Studying the Japanese market for medical devices is a challenge given the language barrier. Chrome’s auto-translate feature is a joy for us analysts but we are left in a lingual blackout when information is in PDFs. Copying and pasting text into Google Translate helps but it impedes how quickly we can glean Japan market insights. To reduce this frustration I’d like to share the following Japanese language tips.
Japanese is bursting with foreign loan words, especially in the medical field. Scanning regulatory documents from the Ministry of Health, Labour and Welfare or a product catalogue shows heavy use of katakana, the alphabet used to replicate the sounds of foreign words for Japanese ears.
The thing is, the symbols in the Japanese alphabet correspond to a consonant and vowel pair, meaning that words follow a consonant-vowel-consonant-vowel pattern. This makes English words sound odd. Consider the word for stent:
ステント (su te n to)
The ‘st’ sound is incompatible in Japanese, there must be a vowel separating consonants. As you can see, the one exception is ‘n.’ Words always end in vowel sounds or ‘n.’ Hence, ‘stent’ becomes ‘sutento.’ Here’s another example for my colleagues researching the orthopedic market:
スクリュー (su koo ryu-)
This is the word for ‘screw.’ In English there are three consonants mashed together, ‘scr.’ In Japanese they are politely separated.

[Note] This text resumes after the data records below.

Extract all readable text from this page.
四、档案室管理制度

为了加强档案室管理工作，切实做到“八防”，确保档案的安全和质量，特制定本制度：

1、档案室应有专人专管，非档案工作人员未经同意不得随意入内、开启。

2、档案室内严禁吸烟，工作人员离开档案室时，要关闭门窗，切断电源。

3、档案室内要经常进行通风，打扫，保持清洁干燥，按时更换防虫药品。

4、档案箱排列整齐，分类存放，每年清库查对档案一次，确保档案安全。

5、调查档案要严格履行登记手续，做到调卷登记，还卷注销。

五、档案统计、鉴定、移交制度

In addition to the consonant-vowel pattern Japanese lacks many sounds present in English. For example, there is no ‘v’ sound. Here’s the word for vascular:
バスキュラー (ba su kyu ra-)
The ‘v’ sounds becomes ‘b.’ And of course, ‘l’ becomes a sound close to ‘r.’ You can see this in the word for balloon:
バルーン (ba ru- n)
Thankfully, balloon ends with ‘n’ so this translates well into Japanese. You may have noticed dashes in the katakana words, they simply extend the vowel sound associated with the preceding character. It is used to interesting effect for the word catheter:
カテーテル (ka tay- tay ru)
As you can see, there is no ‘th’ sound either. I could go on. There is one more word I’d like to share with you that threw me for a loop when I was looking at a product catalogue:
トレーニングマニュアル (to ray- ni n gu ma nyu a ru)
This turned out to be ‘training manual.’ I think I still need one for katakana.